Cronicamente Inviável é uma espécie de antipresente para o Brasil em seus 500 anos. Faz, de nossa sociedade tropical, uma radiografia tão incômoda quanto exata. Quem são seus personagens? Gente de todas as classes, mostrada de maneira quase documental. Gente rica, gente pobre, classe média, miseráveis. Não há nada e nem ninguém que seja exatamente edificante nessa fauna humana. O cineasta retrata as elites como elas de fato parecem ser, predatórias, muito preocupadas com a manutenção de privilégios, pouco ou nada interessadas no País como um todo. Os pobres procuram sobreviver como podem e a classe média, espremida entre uns e outros, fornece um modelo acabado de alienação - seus valores e expectativas são de um estrato social ao qual ela não pertence. Não se encontra solidariedade com os desfavorecidos, nem mesmo por parte de quem veio de baixo.

Os intelectuais também não aparecem em sua melhor forma em Cronicamente Inviável. Um antropólogo viaja pelo País todo e produz teses bizarras sobre a condição geral da sociedade. Mais tarde, o espectador irá descobrir o motivo nada nobre de tanta viagem. Duas dondocas atropelam mendigos e, em vez de socorrerem as vítimas, produzem discursos bem articulados em que se isentam de culpa. Uma delas é clone de uma socióloga conhecida.

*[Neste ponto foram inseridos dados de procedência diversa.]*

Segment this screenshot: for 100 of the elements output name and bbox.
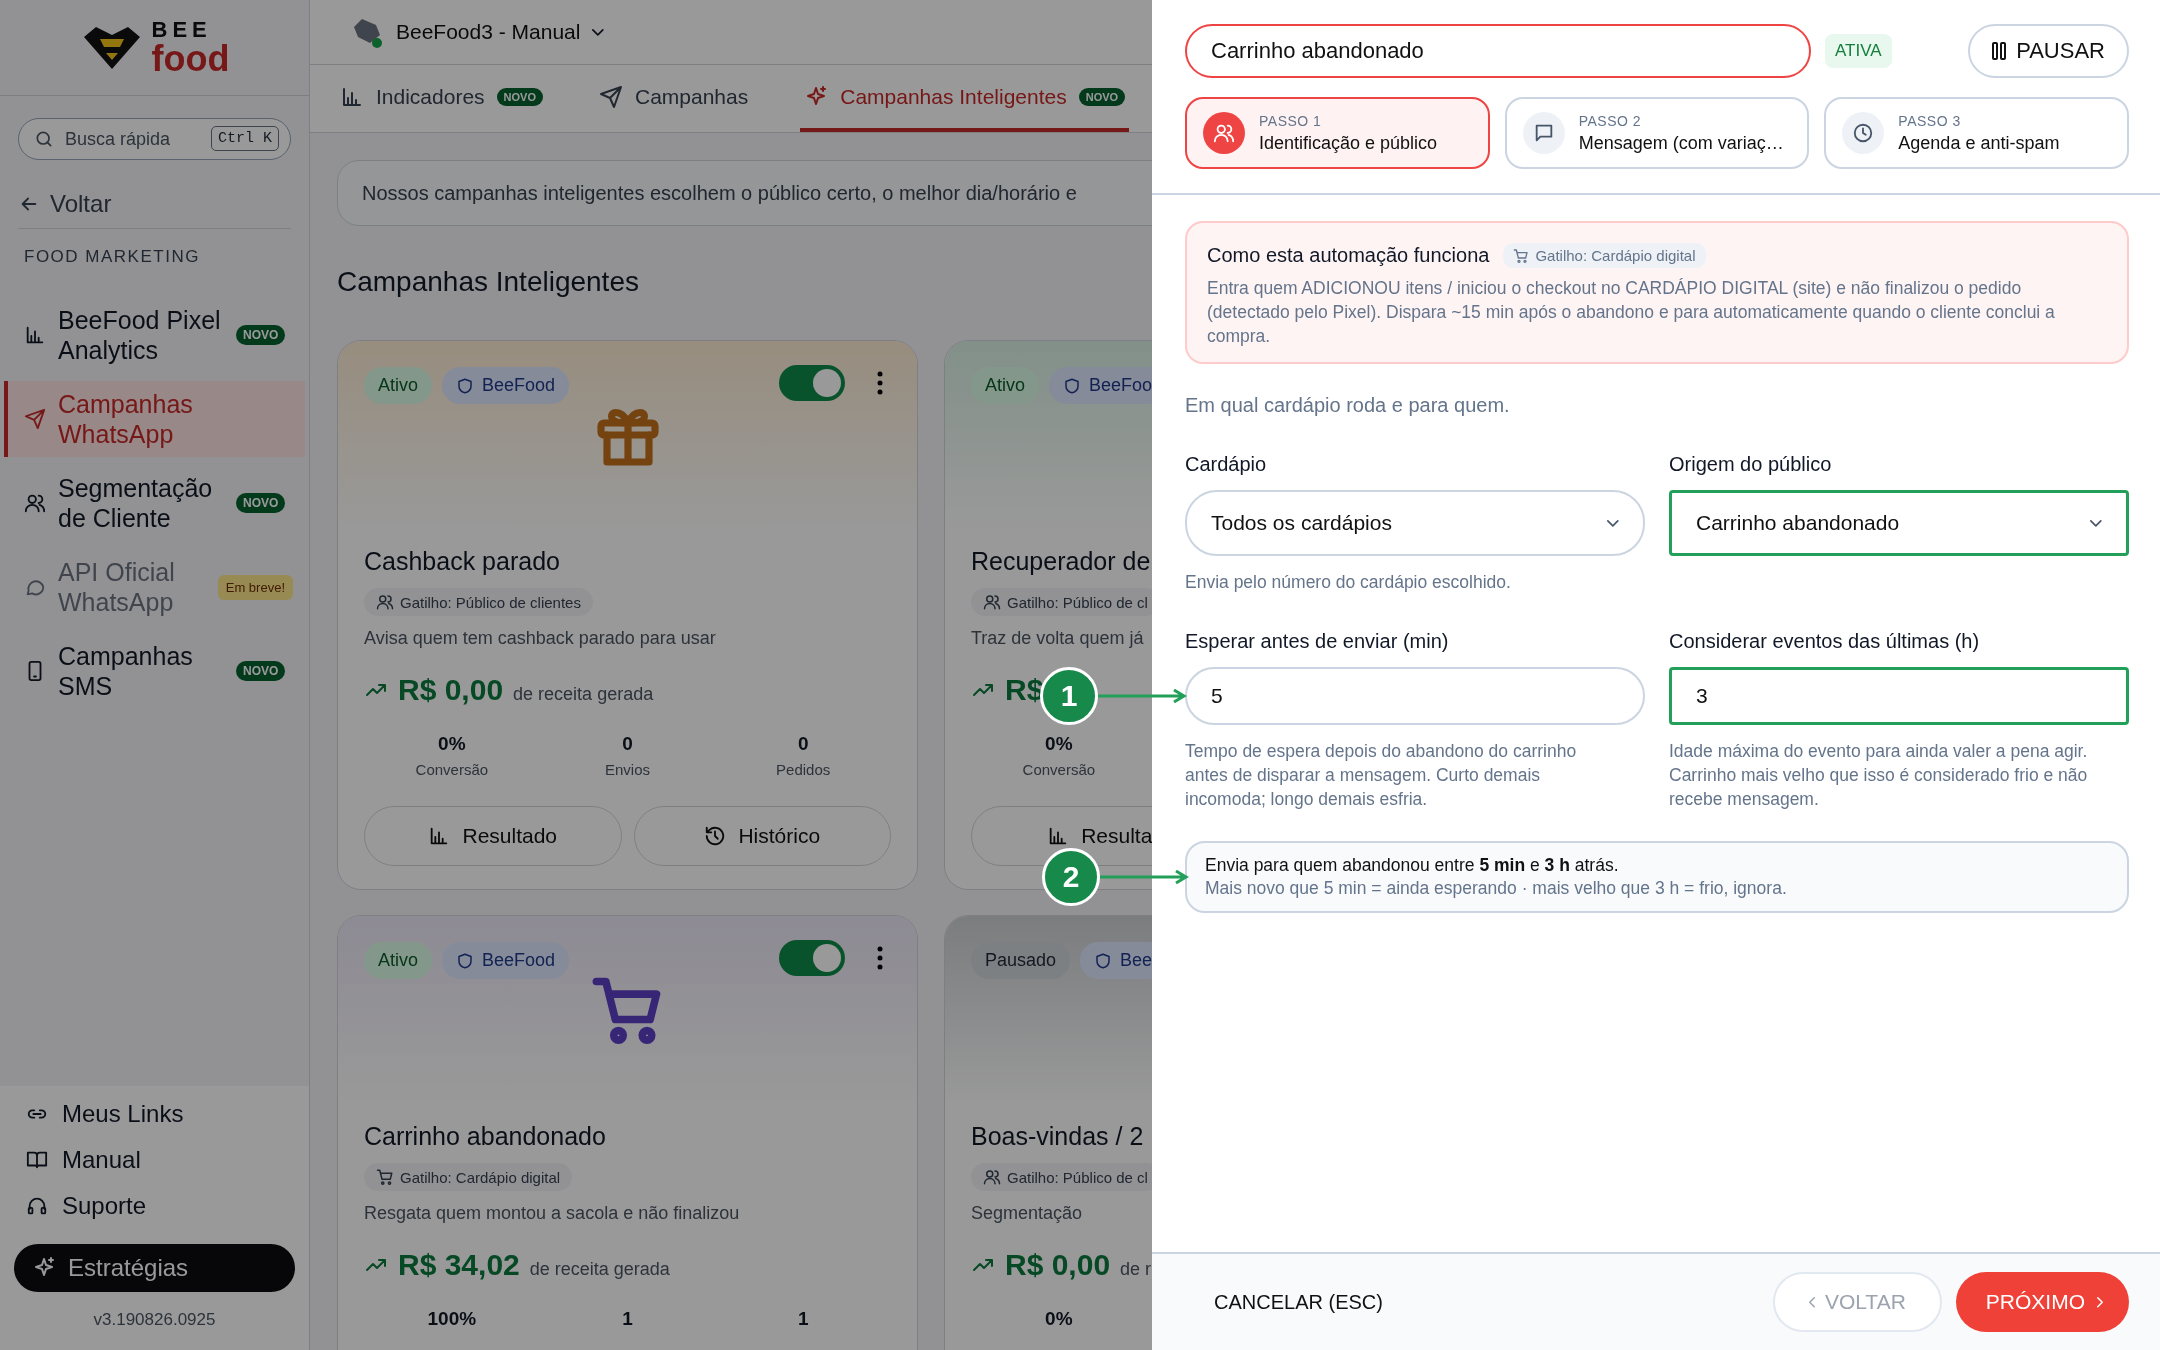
- clock-icon: [1852, 122, 1875, 144]
- status-badge: ATIVA: [1825, 34, 1892, 68]
- step-tab[interactable]: PASSO 3 Agenda e anti-spam: [1824, 97, 2129, 169]
- name-field[interactable]: Carrinho abandonado: [1185, 24, 1811, 78]
- history-icon: [704, 825, 727, 847]
- cart-icon: [376, 1168, 394, 1186]
- owner-chip: BeeFoo: [1049, 367, 1152, 404]
- card-title: Recuperador de: [971, 547, 1152, 576]
- users-icon: [1213, 122, 1235, 144]
- shield-icon: [1094, 951, 1113, 970]
- search-icon: [34, 129, 54, 149]
- card-title: Boas-vindas / 2: [971, 1122, 1145, 1151]
- status-chip: Ativo: [364, 942, 433, 979]
- stat-label: Conversão: [415, 761, 489, 778]
- help-text: Envia pelo número do cardápio escolhido.: [1185, 571, 1512, 594]
- stat-label: Pedidos: [776, 761, 831, 778]
- sidebar-link[interactable]: Meus Links: [14, 1100, 295, 1128]
- badge: NOVO: [1078, 87, 1126, 106]
- tab[interactable]: Indicadores NOVO: [336, 65, 547, 132]
- pause-icon: [1992, 42, 2007, 60]
- bar-chart-icon: [24, 324, 46, 346]
- field-label: Considerar eventos das últimas (h): [1669, 630, 1981, 653]
- stat-value: 100%: [427, 1308, 477, 1330]
- badge: Em breve!: [217, 574, 293, 600]
- badge: NOVO: [236, 325, 286, 345]
- trigger-chip: Gatilho: Público de clientes: [364, 588, 593, 616]
- card-description: Traz de volta quem já: [971, 628, 1145, 649]
- banner-text: Nossos campanhas inteligentes escolhem o público certo, o melhor dia/horário e: [362, 181, 1077, 205]
- tab[interactable]: Campanhas Inteligentes NOVO: [800, 65, 1130, 132]
- select-field[interactable]: Carrinho abandonado: [1669, 490, 2129, 556]
- toggle-switch[interactable]: [779, 940, 845, 976]
- number-field[interactable]: 5: [1185, 667, 1645, 725]
- users-icon: [376, 593, 394, 611]
- trigger-chip: Gatilho: Cardápio digital: [364, 1163, 573, 1191]
- sidebar-item[interactable]: Segmentação de Cliente NOVO: [4, 465, 305, 541]
- card-description: Segmentação: [971, 1203, 1084, 1224]
- help-text: Tempo de espera depois do abandono do carrinho antes de disparar a mensagem. Curto demais incomoda; longo demais esfria.: [1185, 740, 1578, 811]
- revenue-label: de receita gerada: [529, 1259, 670, 1280]
- users-icon: [983, 593, 1001, 611]
- stat-value: 0: [797, 733, 809, 755]
- toggle-switch[interactable]: [779, 365, 845, 401]
- sidebar-item[interactable]: BeeFood Pixel Analytics NOVO: [4, 297, 305, 373]
- select-field[interactable]: Todos os cardápios: [1185, 490, 1645, 556]
- number-field[interactable]: 3: [1669, 667, 2129, 725]
- users-icon: [24, 492, 46, 514]
- revenue-label: de r: [1120, 1259, 1152, 1280]
- card-title: Cashback parado: [364, 547, 561, 576]
- status-chip: Ativo: [364, 367, 433, 404]
- owner-chip: BeeFood: [442, 367, 570, 404]
- stat-value: 1: [797, 1308, 809, 1330]
- owner-chip: Bee: [1080, 942, 1152, 979]
- trigger-chip: Gatilho: Cardápio digital: [1503, 243, 1706, 268]
- badge: NOVO: [236, 493, 286, 513]
- more-icon[interactable]: [877, 946, 883, 970]
- badge: NOVO: [496, 87, 543, 106]
- card-description: Resgata quem montou a sacola e não finalizou: [364, 1203, 741, 1224]
- sidebar-link[interactable]: Manual: [14, 1146, 295, 1174]
- card-description: Avisa quem tem cashback parado para usar: [364, 628, 717, 649]
- paper-plane-icon: [24, 408, 46, 430]
- back-link[interactable]: Voltar: [18, 190, 291, 229]
- field-label: Origem do público: [1669, 453, 1833, 476]
- summary-note: Mais novo que 5 min = ainda esperando · mais velho que 3 h = frio, ignora.: [1205, 878, 1788, 899]
- sidebar-item[interactable]: Campanhas SMS NOVO: [4, 633, 305, 709]
- headset-icon: [26, 1195, 48, 1217]
- step-tab[interactable]: PASSO 2 Mensagem (com variaç…: [1504, 97, 1810, 169]
- shortcut-key: Ctrl K: [211, 126, 279, 151]
- paper-plane-icon: [599, 84, 623, 109]
- next-button[interactable]: PRÓXIMO: [1955, 1272, 2129, 1332]
- tab[interactable]: Campanhas: [595, 65, 753, 132]
- history-button[interactable]: Histórico: [633, 806, 891, 866]
- sidebar-link[interactable]: Suporte: [14, 1192, 295, 1220]
- users-icon: [983, 1168, 1001, 1186]
- section-intro: Em qual cardápio roda e para quem.: [1185, 394, 1511, 417]
- revenue-label: de receita gerada: [513, 684, 654, 705]
- shield-icon: [456, 951, 475, 970]
- help-text: Idade máxima do evento para ainda valer a pena agir. Carrinho mais velho que isso é considerado frio e não recebe mensagem.: [1669, 740, 2089, 811]
- info-text: Entra quem ADICIONOU itens / iniciou o checkout no CARDÁPIO DIGITAL (site) e não finalizou o pedido (detectado pelo Pixel). Dispara ~15 min após o abandono e para automaticamente quando o cliente conclui a compra.: [1207, 277, 2056, 348]
- cancel-button[interactable]: CANCELAR (ESC): [1214, 1290, 1383, 1314]
- strategies-button[interactable]: Estratégias: [14, 1244, 295, 1292]
- stat-value: 0%: [1045, 733, 1073, 755]
- badge: NOVO: [236, 661, 286, 681]
- result-button[interactable]: Resultado: [364, 806, 622, 866]
- chevron-left-icon: [1808, 1296, 1815, 1308]
- chevron-down-icon: [2090, 519, 2102, 527]
- revenue-value: R$ 34,02: [398, 1248, 520, 1282]
- workspace-name[interactable]: BeeFood3 - Manual: [396, 20, 581, 44]
- step-tab[interactable]: PASSO 1 Identificação e público: [1185, 97, 1490, 169]
- stat-value: 0%: [438, 733, 466, 755]
- chevron-down-icon: [592, 28, 605, 36]
- book-icon: [26, 1149, 48, 1171]
- logo-text: BEE: [151, 18, 213, 41]
- summary-text: Envia para quem abandonou entre 5 min e 3 h atrás.: [1205, 855, 1620, 876]
- version-text: v3.190826.0925: [92, 1310, 217, 1330]
- trigger-chip: Gatilho: Público de cl: [971, 1163, 1152, 1191]
- result-button[interactable]: Resulta: [971, 806, 1152, 866]
- stat-value: 0%: [1045, 1308, 1073, 1330]
- logo-text: food: [151, 40, 230, 77]
- more-icon[interactable]: [877, 371, 883, 395]
- stat-value: 1: [622, 1308, 633, 1330]
- pause-button[interactable]: PAUSAR: [1968, 24, 2129, 78]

Afirma que não tem culpa se o atropelado desrespeitou a lei, que não é possível se viver em um país no qual as pessoas não têm a mínima noção de contrato social e, em seguida, se manda, dizendo que não irá perder um compromisso importante por causa de gente como aquela.

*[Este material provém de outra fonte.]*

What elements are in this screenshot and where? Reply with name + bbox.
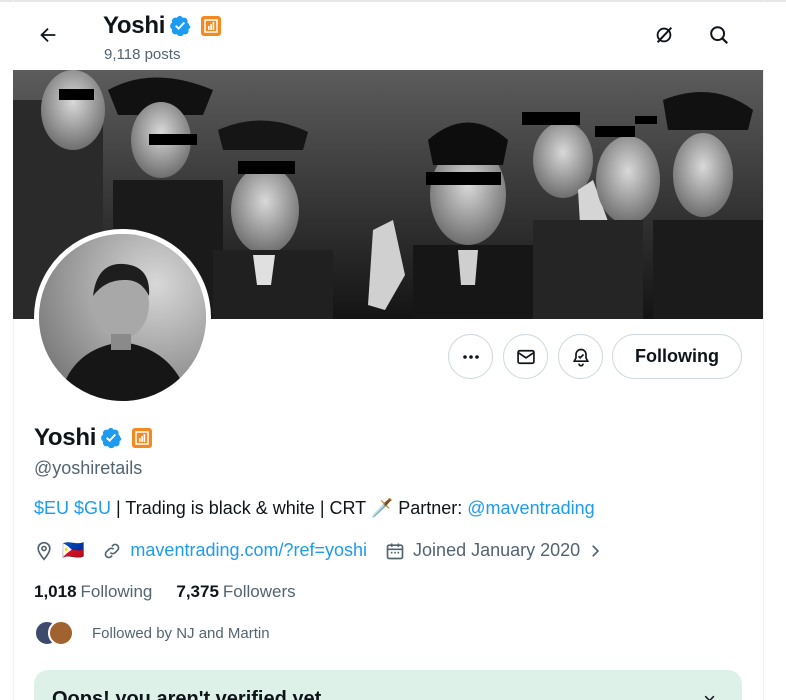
post-count: 9,118 posts [104,46,181,63]
location: 🇵🇭 [34,540,84,561]
affiliate-badge-icon[interactable] [132,428,153,448]
following-button[interactable]: Following [612,334,742,379]
search-button[interactable] [702,18,736,52]
profile-bio: $EU $GU | Trading is black & white | CRT… [34,498,595,519]
affiliate-badge-icon [201,16,222,36]
cashtag-link[interactable]: $EU [34,498,69,518]
profile-meta: 🇵🇭 maventrading.com/?ref=yoshi Joined Ja… [34,540,622,561]
close-icon[interactable]: × [703,688,716,700]
location-pin-icon [37,541,51,561]
message-icon [516,349,535,364]
more-button[interactable] [448,334,493,379]
verified-badge-icon[interactable] [100,427,122,449]
following-count: 1,018 [34,582,77,601]
chevron-right-icon [592,544,600,557]
notification-bell-icon [572,348,589,367]
header-title: Yoshi [103,12,222,40]
message-button[interactable] [503,334,548,379]
website: maventrading.com/?ref=yoshi [102,540,367,561]
grok-button[interactable] [647,18,681,52]
cashtag-link[interactable]: $GU [74,498,111,518]
calendar-icon [386,543,404,559]
verified-badge-icon [169,15,191,37]
followers-label: Followers [222,582,296,601]
back-arrow-icon [40,27,56,43]
avatar-image [39,234,206,401]
bio-text: | Trading is black & white | CRT 🗡️ Part… [111,498,468,518]
profile-handle: @yoshiretails [34,458,143,478]
avatar[interactable] [34,229,211,406]
following-label: Following [80,582,153,601]
followers-count-link[interactable]: 7,375 Followers [176,582,295,602]
header-name: Yoshi [103,12,166,39]
notifications-button[interactable] [558,334,603,379]
follow-counts: 1,018 Following 7,375 Followers [34,582,296,602]
followed-by-text: Followed by NJ and Martin [92,624,270,642]
profile-header: Yoshi 9,118 posts [13,2,764,70]
verify-banner-title: Oops! you aren't verified yet [52,688,322,700]
location-flag: 🇵🇭 [62,540,85,560]
profile-name: Yoshi [34,424,97,451]
followers-count: 7,375 [176,582,219,601]
avatar [48,620,74,646]
search-icon [710,26,729,45]
more-icon [462,354,479,359]
mention-link[interactable]: @maventrading [467,498,594,518]
verify-banner: Oops! you aren't verified yet × [34,670,742,700]
following-count-link[interactable]: 1,018 Following [34,582,152,602]
profile-name-row: Yoshi [34,424,153,452]
link-icon [105,543,120,558]
website-link[interactable]: maventrading.com/?ref=yoshi [130,540,367,561]
followed-by[interactable]: Followed by NJ and Martin [34,620,270,646]
back-button[interactable] [31,18,65,52]
grok-icon [656,26,673,44]
joined-text: Joined January 2020 [413,540,581,560]
join-date[interactable]: Joined January 2020 [385,540,604,561]
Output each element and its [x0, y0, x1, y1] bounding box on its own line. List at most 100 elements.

Há quem diga que o retrato é cruel demais e, portanto, beira à caricatura.

Fala-se que os enquadramentos são desleixados, alguns atores não rendem, etc. Pode ser, e, bem analisado esteticamente, o filme não deixa de ter defeitos, alguns deles muito sérios. Nada disso, no entanto, tira sua força, seu frescor, seu empenho autoral. É uma das melhores coisas que o cinema nacional tem produzido nos últimos tempos.

E isso porque talvez reflita o ânimo do diretor em buscar alguma compreensão por meio de sua arte. Bianchi não faz um cinema auto-referente, como muita gente de sua geração. Não optou pelo bonitinho ou pelo mercado. Simplesmente escolheu um caminho visceral, necessário, inevitável para um certo tipo de disposição psicológia.

Por sorte, Cronicamente Inviável não é apenas um manifesto de raiva e impotência. Revela também inteligência de análise. Por exemplo, Bianchi situa-se a alguns anos-luz de distância de qualquer tendência nacional-popular. Se em algum momento flertou com o paternalismo, superou rapidamente a tentação, tão comum no cinema, como nas outras artes ditas populares, de separar os bons dos maus e mantê-los isolados em suas mônadas éticas. Claro, há exploradores e explorados, mas todos, de alguma forma, participam do mesmo universo hobbesiano. Todos, de um jeito ou de outro, associam-se na miséria coletiva, o que não os torna parceiros igualitários - há responsabilidades diferentes na gerência desse condomínio do caos.

Mas, segundo o filme, no fundo ninguém está isento de sua cota de responsabilidade, mesmo que seja por omissão, por ignorância ou embrutecimento gerado por uma vida dura demais. Essa distribuição democrática de uma culpa partilhada, embora de forma desigual, faz a novidade de Cronicamente Inviável. Aponta para um impasse, para um nó górdio social, que, aliás, pode ser observado todo o santo dia, em praticamente qualquer cidade, em qualquer canto de rua do País.

E por que toda essa desesperança não conduz ao cinismo? Sim, porque se afinal todo mundo tem lá sua parcela de culpa e ninguém é inteiramente vítima, pode-se pensar que é melhor cada um cuidar de sua vida e salve-se quem puder. Acontece que o filme passa tamanha indignação com tudo o que vê que o sofrimento passa a ser a sua assinatura autoral. Assim como a rebeldia, que, como se sabe, não rima com solução e nem passa de embrião de uma ação política.

Essa falta de projeto da sociedade como um todo é também uma característica do diretor. Quem olha a sociedade através do filme encontra-se tão alienado quanto ela. Só está consciente do próprio desespero. E este não é força suficiente para fazê-lo mover-se em uma direção ou em outra. Cronicamente Inviável é consciência perfeita da nossa paralisia. E, nesse caso, a consciência da necessidade não aponta sequer para um grau mínimo de liberdade.